A PUBLIC meeting in Noosa earlier this year identified broad dissatisfaction with tenant behaviour in Airbnb rental properties.
A PUBLIC meeting in Noosa earlier this year identified broad dissatisfaction with tenant behaviour in Airbnb rental properties. Peter Gardiner

Will Queensland play follow the leader to NSW

SUNSHINE Coast unit owners would welcome tighter regulation on short-term rental through online websites, with one body corporate manager describing the practice as a major plague.

The NSW Government has announced plans to restrict short-term rentals to a maximum of 180 days a year, along with stiff penalties imposed on owners whose tenants misbehave.

Breaches of the code of conduct provisions relating principally to behaviour of tenants would trigger five-year bans from any online platform for two serious breaches within two years.

Apartment buildings could also, with a 75 per cent majority, ban online short-term rental where the owner did not live in the unit.

Bryant Body Corporate Management head Peter Bryant said he hoped Queensland followed suit saying the practice had become very unpopular with a lot of owners.

Mr Bryant said the majority of owners in one high-end 17-unit complex at Alexandra Headland wanted to prevent short-term stays but were currently powerless to do anything.

He said while existing body corporate by-laws could condition the actions of individual owners they could not prohibit them.

And he said even with the new NSW laws, achieving the 75 per cent majority to ban online short-term rental would depend entirely on the owner mix.

"Investors would not give a damn," Mr Bryant said.

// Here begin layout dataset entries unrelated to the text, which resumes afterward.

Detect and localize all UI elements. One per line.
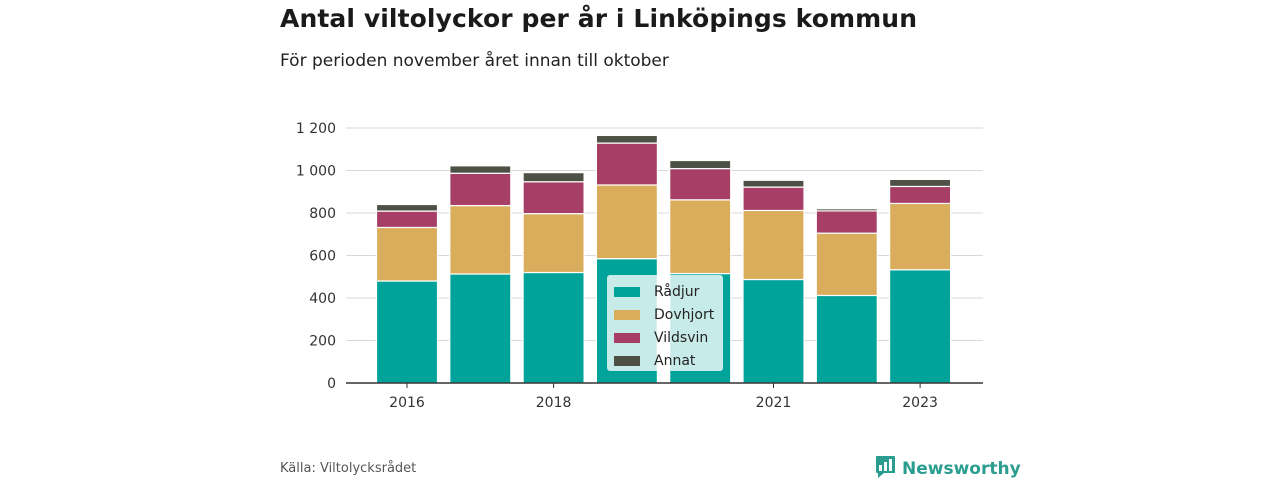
bar-dovhjort-2016 [375,226,439,282]
bar-vildsvin-2020 [669,167,732,201]
y-tick-label: 800 [309,206,336,222]
x-tick-label: 2016 [389,395,425,411]
legend-label-vildsvin: Vildsvin [654,329,709,346]
chart-subtitle: För perioden november året innan till ok… [280,51,669,71]
legend-label-radjur: Rådjur [654,283,700,300]
bar-annat-2023 [888,178,952,188]
y-tick-label: 400 [309,291,336,307]
source-note: Källa: Viltolycksrådet [280,461,417,476]
bar-vildsvin-2023 [888,185,952,205]
bar-dovhjort-2023 [888,202,952,271]
legend-swatch-annat [614,355,640,366]
bar-dovhjort-2019 [595,184,659,260]
brand-name: Newsworthy [902,459,1021,479]
legend-item-vildsvin: Vildsvin [614,326,723,349]
bar-radjur-2017 [449,273,512,384]
bar-radjur-2018 [522,271,585,384]
legend-label-annat: Annat [654,352,696,369]
bar-radjur-2023 [888,269,952,384]
legend-item-dovhjort: Dovhjort [614,303,723,326]
bar-dovhjort-2018 [522,213,585,274]
bar-dovhjort-2021 [742,209,805,281]
chart-legend: Rådjur Dovhjort Vildsvin Annat [607,275,723,371]
bar-vildsvin-2019 [595,142,659,186]
bar-vildsvin-2017 [449,172,512,207]
bar-annat-2019 [595,134,659,144]
bar-vildsvin-2018 [522,181,585,215]
y-tick-label: 1 200 [296,121,336,137]
bar-annat-2017 [449,165,512,174]
legend-item-radjur: Rådjur [614,280,723,303]
y-tick-label: 1 000 [296,164,336,180]
bar-annat-2021 [742,179,805,188]
bar-annat-2018 [522,172,585,183]
bar-annat-2022 [815,208,878,212]
bar-dovhjort-2020 [669,199,732,275]
chart-title: Antal viltolyckor per år i Linköpings ko… [280,4,918,33]
y-tick-label: 0 [327,376,336,392]
y-tick-label: 600 [309,249,336,265]
bar-dovhjort-2017 [449,204,512,275]
newsworthy-logo-icon [875,455,896,483]
x-tick-label: 2023 [902,395,938,411]
legend-swatch-vildsvin [614,332,640,343]
bar-vildsvin-2016 [375,210,439,229]
bar-radjur-2016 [375,280,439,384]
x-tick-label: 2018 [536,395,572,411]
bar-dovhjort-2022 [815,232,878,297]
legend-swatch-radjur [614,286,640,297]
legend-item-annat: Annat [614,349,723,372]
bar-vildsvin-2022 [815,210,878,234]
x-tick-label: 2021 [756,395,792,411]
bar-radjur-2021 [742,278,805,384]
legend-swatch-dovhjort [614,309,640,320]
brand-logo[interactable]: Newsworthy [875,455,1021,483]
legend-label-dovhjort: Dovhjort [654,306,715,323]
y-tick-label: 200 [309,334,336,350]
bar-annat-2016 [375,203,439,212]
bar-vildsvin-2021 [742,186,805,212]
bar-annat-2020 [669,159,732,170]
bar-radjur-2022 [815,294,878,384]
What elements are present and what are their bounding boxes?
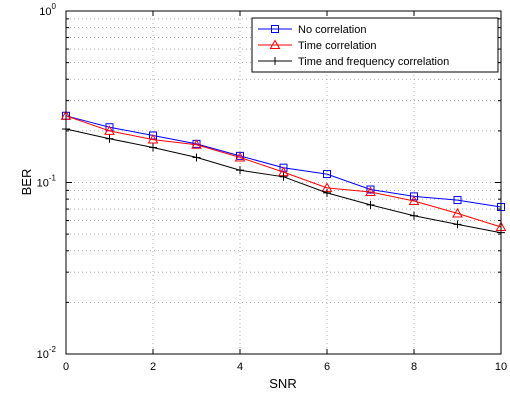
x-tick-label: 8: [411, 361, 417, 373]
data-point: [104, 125, 115, 135]
legend-marker: [271, 57, 279, 65]
grid-lines: [66, 11, 501, 354]
legend-marker: [271, 25, 279, 33]
data-point: [366, 200, 375, 209]
data-point: [279, 163, 288, 172]
data-point: [410, 211, 418, 220]
data-point: [410, 192, 418, 201]
legend-label: Time and frequency correlation: [298, 56, 449, 68]
data-point: [234, 151, 246, 162]
x-tick-label: 0: [63, 361, 69, 373]
legend-item: Time correlation: [258, 39, 376, 52]
data-point: [147, 134, 159, 144]
data-point: [452, 207, 463, 218]
series-layer: [60, 110, 507, 237]
data-point: [408, 195, 420, 206]
y-tick-label: 100: [39, 2, 56, 18]
data-point: [323, 170, 331, 179]
data-point: [453, 220, 462, 229]
data-point: [191, 139, 202, 149]
x-tick-label: 4: [237, 361, 243, 373]
data-point: [365, 186, 376, 197]
data-point: [192, 153, 201, 162]
series-line: [65, 115, 502, 208]
data-point: [105, 134, 114, 143]
series-line: [65, 128, 502, 234]
y-axis-label: BER: [19, 169, 34, 196]
x-axis-label: SNR: [269, 376, 296, 391]
data-point: [279, 172, 288, 181]
x-tick-label: 10: [495, 361, 507, 373]
data-point: [323, 188, 331, 197]
data-point: [149, 143, 157, 152]
data-point: [236, 166, 244, 175]
y-tick-label: 10-2: [37, 345, 57, 361]
y-tick-label: 10-1: [37, 174, 57, 190]
x-tick-label: 6: [324, 361, 330, 373]
legend: No correlation Time correlation Time and f…: [251, 17, 499, 73]
data-point: [453, 196, 462, 205]
series-0: [62, 111, 505, 211]
axis-ticks: 0 2 4 6 8 10 10-2 10-1 100: [37, 2, 508, 373]
series-2: [62, 125, 505, 237]
legend-item: No correlation: [258, 24, 366, 36]
legend-label: Time correlation: [298, 40, 376, 52]
x-tick-label: 2: [150, 361, 156, 373]
data-point: [149, 131, 157, 140]
legend-label: No correlation: [298, 24, 366, 36]
legend-marker: [269, 39, 281, 49]
data-point: [366, 185, 375, 194]
legend-box: [251, 17, 499, 73]
legend-item: Time and frequency correlation: [258, 56, 449, 68]
series-line: [65, 115, 502, 228]
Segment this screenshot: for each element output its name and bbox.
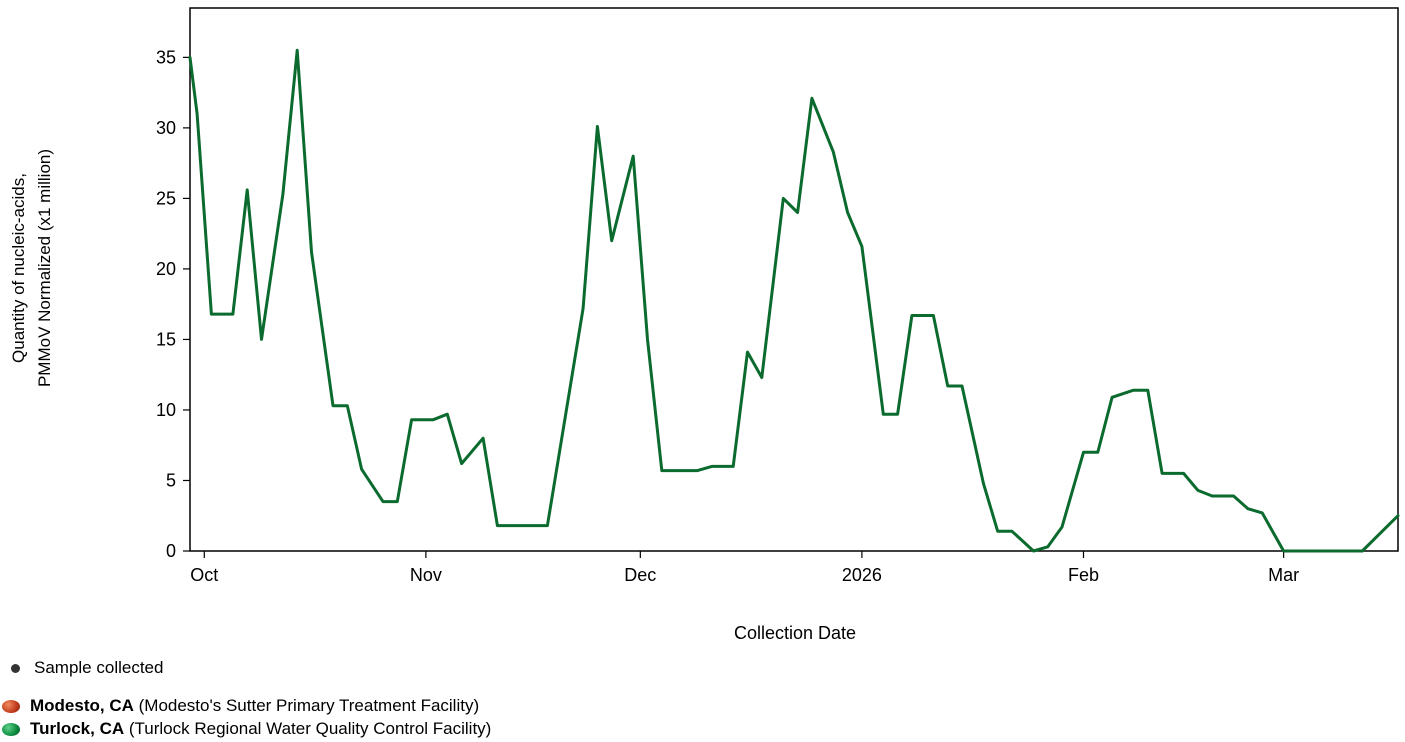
- x-tick-label: Feb: [1068, 565, 1099, 585]
- turlock-dot-icon: [2, 723, 20, 737]
- legend-site-modesto[interactable]: Modesto, CA (Modesto's Sutter Primary Tr…: [0, 696, 479, 716]
- y-tick-label: 5: [166, 470, 176, 490]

Airbnb has welcomed the new NSW legislation which it sees as a model that balanced competing interests.

While the bans would be the toughest imposed globally, the 180-day cap on rental nights was among the most generous.

Owners who live in their properties would be allowed unfettered opportunity to rent them out while they were away on holidays.

Noosa Council has been wrestling with the issue following a string of complaints about the behaviour of short-term tenants.

Mayor Tony Wellington has claimed Airbnb produced conflicting figures about the number of listings it held in the tourism mecca.

And in a statement last month he accused it of pretending its listings were home-hosted when Deloitte Access data had found in 70 per cent of cases the home owner was not present.

"All Noosa Council wants is some transparency in the sector," Cr Wellington said.

He has called for state government legislation to force online booking sites to divulge property addresses to allow councils to effectively manage the impact that some have on the amenity of local neighbourhoods.

A Sunshine Coast Council spokesman said it was continuing to review the emerging issues arising from shared accommodation services such as Stayz and Airbnb.

"It's important to note the NSW policy derives from state level as opposed to local government," he said.

"Council recognises the role the State Government plays in ensuring a level playing field for all short-term accommodation and affordable housing requirements across all local government areas and will await the Queensland Government's reaction, if any, to the New South Wales legislation.

"The State Government has previously announced it has established an Industry Reference Group to review short-term accommodation services at a state-wide level."